CORRUPCIÓN Y COLAPSO

Citgo no cayó por los buitres: denuncian un saqueo interno que facilitó la entrega del mayor activo de Venezuela

Un artículo de opinión del analista y demandante judicial Jorge Alejandro Rodríguez sostiene que la pérdida de Citgo fue el resultado de corrupción, negligencia deliberada y uso político de PDVSA por parte de la Junta Administradora Ad Hoc. El texto acusa a la dirigencia opositora en el exilio de replicar las prácticas del chavismo, ignorar a las víctimas laborales y entregar el activo estratégico a intereses financieros internacionales.  

Citgo no cayó por los buitres: denuncian un saqueo interno que facilitó la entrega del mayor activo de Venezuela
“Las aves de rapiña existen, pero no todas vienen de fuera. Algunas se disfrazaron de salvadores de la democracia y terminaron de devorar el patrimonio nacional”.

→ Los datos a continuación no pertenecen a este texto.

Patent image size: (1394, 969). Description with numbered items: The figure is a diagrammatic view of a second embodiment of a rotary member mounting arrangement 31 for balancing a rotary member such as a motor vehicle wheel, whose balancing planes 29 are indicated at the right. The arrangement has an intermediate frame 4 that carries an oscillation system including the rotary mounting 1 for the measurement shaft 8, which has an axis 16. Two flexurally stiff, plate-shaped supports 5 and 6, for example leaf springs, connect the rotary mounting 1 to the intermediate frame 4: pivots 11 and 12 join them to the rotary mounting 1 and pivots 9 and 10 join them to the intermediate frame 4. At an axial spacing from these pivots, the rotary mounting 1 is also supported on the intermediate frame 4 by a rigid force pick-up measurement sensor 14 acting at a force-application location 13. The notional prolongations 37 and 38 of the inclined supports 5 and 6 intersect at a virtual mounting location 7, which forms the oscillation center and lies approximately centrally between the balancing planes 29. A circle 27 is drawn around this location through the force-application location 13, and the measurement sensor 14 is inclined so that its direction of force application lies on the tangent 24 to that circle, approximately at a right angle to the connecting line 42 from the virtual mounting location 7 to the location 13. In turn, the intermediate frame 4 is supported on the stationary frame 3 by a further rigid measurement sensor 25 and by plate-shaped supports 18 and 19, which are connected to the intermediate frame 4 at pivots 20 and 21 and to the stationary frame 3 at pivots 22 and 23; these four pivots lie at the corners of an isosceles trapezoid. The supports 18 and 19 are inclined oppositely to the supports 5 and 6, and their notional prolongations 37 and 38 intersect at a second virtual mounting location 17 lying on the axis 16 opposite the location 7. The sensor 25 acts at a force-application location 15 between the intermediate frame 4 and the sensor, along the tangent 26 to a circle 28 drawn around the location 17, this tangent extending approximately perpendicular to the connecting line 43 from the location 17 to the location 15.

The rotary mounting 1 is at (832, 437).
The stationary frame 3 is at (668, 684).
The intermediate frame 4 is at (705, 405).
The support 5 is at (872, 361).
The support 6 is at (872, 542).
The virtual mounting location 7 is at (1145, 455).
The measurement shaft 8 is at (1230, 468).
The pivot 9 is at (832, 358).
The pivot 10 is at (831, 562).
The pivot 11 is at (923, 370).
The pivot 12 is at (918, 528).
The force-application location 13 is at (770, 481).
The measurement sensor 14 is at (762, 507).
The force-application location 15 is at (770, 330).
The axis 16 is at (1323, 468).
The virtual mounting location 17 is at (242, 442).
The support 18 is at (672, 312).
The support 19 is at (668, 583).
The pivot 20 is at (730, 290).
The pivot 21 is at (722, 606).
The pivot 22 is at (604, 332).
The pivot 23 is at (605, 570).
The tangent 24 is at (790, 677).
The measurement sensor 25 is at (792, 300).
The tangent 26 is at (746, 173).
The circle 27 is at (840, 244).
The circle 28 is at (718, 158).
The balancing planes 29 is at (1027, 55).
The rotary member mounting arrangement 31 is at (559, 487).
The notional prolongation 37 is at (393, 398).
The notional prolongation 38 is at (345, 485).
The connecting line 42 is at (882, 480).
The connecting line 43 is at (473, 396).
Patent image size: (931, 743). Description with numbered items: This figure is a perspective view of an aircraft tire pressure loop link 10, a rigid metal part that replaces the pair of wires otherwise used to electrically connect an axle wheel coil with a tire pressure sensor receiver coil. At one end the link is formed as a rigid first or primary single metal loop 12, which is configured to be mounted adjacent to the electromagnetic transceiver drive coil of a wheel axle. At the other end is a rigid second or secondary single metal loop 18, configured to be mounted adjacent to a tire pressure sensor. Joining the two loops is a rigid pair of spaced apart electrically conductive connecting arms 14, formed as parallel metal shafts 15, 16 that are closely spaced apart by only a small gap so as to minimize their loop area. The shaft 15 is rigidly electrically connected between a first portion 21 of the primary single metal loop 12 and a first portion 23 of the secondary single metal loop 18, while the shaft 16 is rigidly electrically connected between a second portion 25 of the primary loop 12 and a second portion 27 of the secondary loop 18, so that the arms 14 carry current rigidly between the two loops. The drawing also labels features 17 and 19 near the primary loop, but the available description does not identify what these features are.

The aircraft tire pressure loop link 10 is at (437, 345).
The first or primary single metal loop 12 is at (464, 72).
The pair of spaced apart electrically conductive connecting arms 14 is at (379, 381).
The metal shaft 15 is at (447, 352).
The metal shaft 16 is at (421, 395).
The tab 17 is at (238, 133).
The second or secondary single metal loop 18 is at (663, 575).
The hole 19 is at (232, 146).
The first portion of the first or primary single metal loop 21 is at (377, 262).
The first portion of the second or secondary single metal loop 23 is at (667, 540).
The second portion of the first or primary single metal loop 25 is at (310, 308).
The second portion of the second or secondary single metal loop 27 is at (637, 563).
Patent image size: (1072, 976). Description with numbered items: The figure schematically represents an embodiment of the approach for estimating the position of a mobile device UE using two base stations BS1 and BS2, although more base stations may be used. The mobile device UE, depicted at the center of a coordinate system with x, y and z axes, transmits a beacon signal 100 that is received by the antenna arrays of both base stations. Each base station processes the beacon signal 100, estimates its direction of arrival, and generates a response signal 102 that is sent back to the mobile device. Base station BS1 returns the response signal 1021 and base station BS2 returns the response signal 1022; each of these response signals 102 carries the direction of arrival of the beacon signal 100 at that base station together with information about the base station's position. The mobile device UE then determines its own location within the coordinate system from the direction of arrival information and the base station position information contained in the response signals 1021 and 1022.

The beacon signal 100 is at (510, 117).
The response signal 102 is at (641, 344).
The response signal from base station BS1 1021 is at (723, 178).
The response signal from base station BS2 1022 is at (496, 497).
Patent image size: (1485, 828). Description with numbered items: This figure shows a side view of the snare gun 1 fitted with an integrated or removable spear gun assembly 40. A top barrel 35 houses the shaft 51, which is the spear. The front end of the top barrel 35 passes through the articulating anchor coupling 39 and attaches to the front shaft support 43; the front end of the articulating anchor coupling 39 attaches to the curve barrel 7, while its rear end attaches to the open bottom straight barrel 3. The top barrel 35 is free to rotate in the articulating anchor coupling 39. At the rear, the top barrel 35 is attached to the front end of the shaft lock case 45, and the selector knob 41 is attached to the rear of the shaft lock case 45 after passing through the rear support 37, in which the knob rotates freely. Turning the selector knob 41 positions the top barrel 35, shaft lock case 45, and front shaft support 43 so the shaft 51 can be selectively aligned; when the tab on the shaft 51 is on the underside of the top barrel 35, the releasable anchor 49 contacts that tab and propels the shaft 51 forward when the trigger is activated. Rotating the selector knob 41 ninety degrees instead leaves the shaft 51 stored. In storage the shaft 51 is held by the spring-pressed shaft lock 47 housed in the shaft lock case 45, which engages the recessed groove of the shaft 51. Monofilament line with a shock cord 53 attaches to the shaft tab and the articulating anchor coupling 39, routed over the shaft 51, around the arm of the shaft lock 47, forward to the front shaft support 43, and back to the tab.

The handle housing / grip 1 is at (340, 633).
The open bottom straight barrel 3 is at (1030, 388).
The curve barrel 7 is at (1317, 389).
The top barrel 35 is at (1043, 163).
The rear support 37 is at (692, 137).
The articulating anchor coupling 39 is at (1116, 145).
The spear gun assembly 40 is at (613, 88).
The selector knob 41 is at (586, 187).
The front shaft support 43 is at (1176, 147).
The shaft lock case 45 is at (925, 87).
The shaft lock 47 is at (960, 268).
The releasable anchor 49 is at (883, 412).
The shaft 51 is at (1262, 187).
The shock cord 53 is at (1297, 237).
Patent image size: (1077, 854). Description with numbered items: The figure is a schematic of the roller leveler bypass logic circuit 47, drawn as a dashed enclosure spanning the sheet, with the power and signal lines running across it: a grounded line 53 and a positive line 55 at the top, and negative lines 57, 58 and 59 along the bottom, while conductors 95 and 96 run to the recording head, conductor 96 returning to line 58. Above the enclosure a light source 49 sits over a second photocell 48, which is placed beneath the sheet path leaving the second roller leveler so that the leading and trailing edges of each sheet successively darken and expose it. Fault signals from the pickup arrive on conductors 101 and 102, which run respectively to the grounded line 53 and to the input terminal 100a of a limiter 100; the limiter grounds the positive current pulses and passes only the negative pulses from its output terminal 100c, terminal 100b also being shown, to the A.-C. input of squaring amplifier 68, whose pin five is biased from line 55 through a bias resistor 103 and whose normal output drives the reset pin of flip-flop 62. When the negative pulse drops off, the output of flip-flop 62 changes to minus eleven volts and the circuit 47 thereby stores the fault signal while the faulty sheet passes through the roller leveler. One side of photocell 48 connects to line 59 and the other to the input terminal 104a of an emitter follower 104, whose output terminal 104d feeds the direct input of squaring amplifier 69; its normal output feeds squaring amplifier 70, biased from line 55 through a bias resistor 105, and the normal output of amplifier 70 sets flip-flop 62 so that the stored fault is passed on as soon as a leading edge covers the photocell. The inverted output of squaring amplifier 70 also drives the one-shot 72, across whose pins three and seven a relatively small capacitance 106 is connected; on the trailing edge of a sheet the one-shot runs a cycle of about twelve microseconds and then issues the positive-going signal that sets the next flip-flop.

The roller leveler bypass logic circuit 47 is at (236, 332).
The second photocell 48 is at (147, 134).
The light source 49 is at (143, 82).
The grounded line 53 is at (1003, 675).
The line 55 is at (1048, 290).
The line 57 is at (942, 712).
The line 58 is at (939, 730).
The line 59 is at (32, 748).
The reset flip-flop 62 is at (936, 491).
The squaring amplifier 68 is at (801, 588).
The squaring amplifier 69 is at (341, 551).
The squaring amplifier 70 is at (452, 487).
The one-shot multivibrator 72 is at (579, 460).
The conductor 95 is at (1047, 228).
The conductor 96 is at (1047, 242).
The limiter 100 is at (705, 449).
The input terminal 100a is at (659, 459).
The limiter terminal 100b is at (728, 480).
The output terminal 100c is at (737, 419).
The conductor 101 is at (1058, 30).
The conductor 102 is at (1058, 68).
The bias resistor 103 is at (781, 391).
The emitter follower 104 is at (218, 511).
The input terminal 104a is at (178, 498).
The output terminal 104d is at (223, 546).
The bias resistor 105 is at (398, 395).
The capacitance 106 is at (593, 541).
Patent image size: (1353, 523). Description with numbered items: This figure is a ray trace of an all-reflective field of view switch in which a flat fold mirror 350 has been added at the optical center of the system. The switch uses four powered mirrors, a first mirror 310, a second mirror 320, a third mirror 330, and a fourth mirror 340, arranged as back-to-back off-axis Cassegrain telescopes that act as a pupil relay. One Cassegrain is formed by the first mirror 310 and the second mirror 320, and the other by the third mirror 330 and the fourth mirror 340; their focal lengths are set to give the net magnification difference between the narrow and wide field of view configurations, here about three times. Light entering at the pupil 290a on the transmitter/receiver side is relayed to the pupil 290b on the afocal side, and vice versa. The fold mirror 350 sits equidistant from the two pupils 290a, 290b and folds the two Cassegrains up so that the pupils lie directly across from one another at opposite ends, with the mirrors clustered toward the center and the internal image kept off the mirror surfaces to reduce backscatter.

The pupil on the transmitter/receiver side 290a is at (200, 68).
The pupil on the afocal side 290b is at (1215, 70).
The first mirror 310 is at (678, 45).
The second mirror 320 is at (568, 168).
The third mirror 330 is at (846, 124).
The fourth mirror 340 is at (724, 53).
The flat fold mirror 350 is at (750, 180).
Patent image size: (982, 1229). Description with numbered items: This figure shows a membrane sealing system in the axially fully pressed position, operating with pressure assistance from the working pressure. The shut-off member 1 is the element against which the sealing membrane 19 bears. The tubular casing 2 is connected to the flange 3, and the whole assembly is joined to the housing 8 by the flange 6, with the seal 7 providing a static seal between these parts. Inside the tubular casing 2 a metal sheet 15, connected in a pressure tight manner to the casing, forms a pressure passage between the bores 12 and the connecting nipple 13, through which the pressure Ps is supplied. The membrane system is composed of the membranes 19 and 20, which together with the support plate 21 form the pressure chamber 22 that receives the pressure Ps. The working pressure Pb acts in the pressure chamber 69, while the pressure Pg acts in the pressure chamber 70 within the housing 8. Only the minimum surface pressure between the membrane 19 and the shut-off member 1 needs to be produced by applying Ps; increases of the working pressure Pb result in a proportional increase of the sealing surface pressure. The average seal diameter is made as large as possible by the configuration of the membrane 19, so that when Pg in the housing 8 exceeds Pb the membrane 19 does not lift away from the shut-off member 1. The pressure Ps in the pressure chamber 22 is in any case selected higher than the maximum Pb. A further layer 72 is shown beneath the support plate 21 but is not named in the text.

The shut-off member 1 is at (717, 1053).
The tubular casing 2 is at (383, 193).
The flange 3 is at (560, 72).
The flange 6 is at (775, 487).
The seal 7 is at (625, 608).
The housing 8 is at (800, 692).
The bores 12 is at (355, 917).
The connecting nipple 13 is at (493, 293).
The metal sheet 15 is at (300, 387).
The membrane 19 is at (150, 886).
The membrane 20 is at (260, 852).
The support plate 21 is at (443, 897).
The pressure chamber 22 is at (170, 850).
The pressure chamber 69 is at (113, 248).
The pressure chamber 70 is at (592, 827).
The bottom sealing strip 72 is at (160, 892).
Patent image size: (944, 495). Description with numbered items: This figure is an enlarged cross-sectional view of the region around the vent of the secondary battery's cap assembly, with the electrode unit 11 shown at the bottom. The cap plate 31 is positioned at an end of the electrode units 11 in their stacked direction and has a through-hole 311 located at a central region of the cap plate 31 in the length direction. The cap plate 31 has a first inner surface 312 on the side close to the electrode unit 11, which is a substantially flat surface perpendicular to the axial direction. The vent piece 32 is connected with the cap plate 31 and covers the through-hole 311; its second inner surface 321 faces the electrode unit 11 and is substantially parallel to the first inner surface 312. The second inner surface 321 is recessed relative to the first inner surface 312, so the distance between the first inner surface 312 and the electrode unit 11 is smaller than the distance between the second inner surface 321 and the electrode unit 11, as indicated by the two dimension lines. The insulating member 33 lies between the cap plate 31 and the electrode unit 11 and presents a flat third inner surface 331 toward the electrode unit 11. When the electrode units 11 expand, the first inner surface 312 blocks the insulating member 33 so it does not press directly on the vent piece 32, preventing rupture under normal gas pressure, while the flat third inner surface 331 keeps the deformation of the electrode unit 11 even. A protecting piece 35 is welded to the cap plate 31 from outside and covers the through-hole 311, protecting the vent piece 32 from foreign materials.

La inminente liquidación de Citgo Petroleum Corporation, la joya energética de Venezuela en el exterior, ya no puede explicarse únicamente como el resultado de litigios agresivos de acreedores internacionales. Para un sector creciente de analistas y demandantes judiciales, el colapso de la empresa fue inducido desde dentro, por una combinación de corrupción, incompetencia y decisiones políticas que terminaron favoreciendo exactamente aquello que decían combatir.

En su artículo de opinión “La verdad incómoda sobre la pérdida de Citgo”, Jorge Alejandro Rodríguez, demandante ante las Cortes Federales de Delaware y del Sur de la Florida, lanza una acusación frontal: Citgo no fue arrebatada, fue entregada.

El relato conveniente: culpar a los buitres

Rodríguez cuestiona duramente el discurso que presenta a los acreedores —Crystallex, ConocoPhillips y los bonistas— como los únicos responsables de la tragedia. Según su análisis, esa narrativa funciona como una cortina de humo para ocultar la responsabilidad directa de la Junta Administradora Ad Hoc de PDVSA, designada por el llamado gobierno interino venezolano.

“Las aves de rapiña no volaban fuera”, sostiene el autor. “Estaban sentadas dentro de Citgo, cobrando honorarios millonarios y usando la empresa como caja política”.

El “alter ego”: prueba de politización, no de abuso judicial

Uno de los puntos más demoledores del análisis es la desmitificación del fallo del alter ego. Para Rodríguez, la decisión de los tribunales estadounidenses no fue producto de arbitrariedad ni de imperialismo judicial, sino de evidencia concreta: la utilización de los activos de PDVSA para financiar estructuras políticas, litigios personales y burocracia improductiva.

Al actuar como si PDVSA fuera indistinguible del poder político —exactamente lo que hizo el chavismo—, la administración interina consolidó el argumento legal que permitió embargar Citgo.

Millones en abogados, cero resultados

El artículo también describe lo que califica como un negocio de los litigios. Millones de dólares públicos fueron destinados a bufetes internacionales sin resultados tangibles, sin transparencia y sin rendición de cuentas. Para el autor, la defensa de Citgo se convirtió en una industria rentable para una élite, mientras la empresa avanzaba hacia su liquidación.

La línea roja: sacrificar a los trabajadores

La acusación más grave apunta al trato hacia los trabajadores venezolanos. Rodríguez denuncia que la Junta Ad Hoc combatió activamente a ex empleados despedidos, jubilados estafados y víctimas de persecución política, utilizando tecnicismos legales para negar acreencias legítimas.

Desde una perspectiva de derecho internacional, el autor sostiene que esta fue la decisión más destructiva: al ignorar las acreencias laborales y de derechos humanos, se renunció a la única estrategia capaz de blindar Citgo mediante una excepción humanitaria que habría colocado a las víctimas por encima de los acreedores financieros.

Un daño que trasciende a Venezuela 

El colapso de Citgo no es solo una tragedia venezolana. Para Europa y Estados Unidos, el caso se ha convertido en un precedente inquietante: demuestra cómo actores que se presentan como alternativa democrática pueden reproducir prácticas de saqueo, debilitando la credibilidad de los procesos de transición y erosionando la confianza en las figuras opositoras apoyadas internacionalmente.

Conclusión: perdieron la empresa y la autoridad moral 

La tesis de Rodríguez es contundente: la Junta Ad Hoc no fue una víctima, sino un actor central en la destrucción del activo. Al priorizar intereses políticos, económicos y personales, sacrificaron a los trabajadores y allanaron el camino para la liquidación de Citgo.

“Las aves de rapiña existen”, concluye el autor, “pero no todas vienen de fuera. Algunas se disfrazaron de salvadores de la democracia y terminaron de devorar el patrimonio nacional”.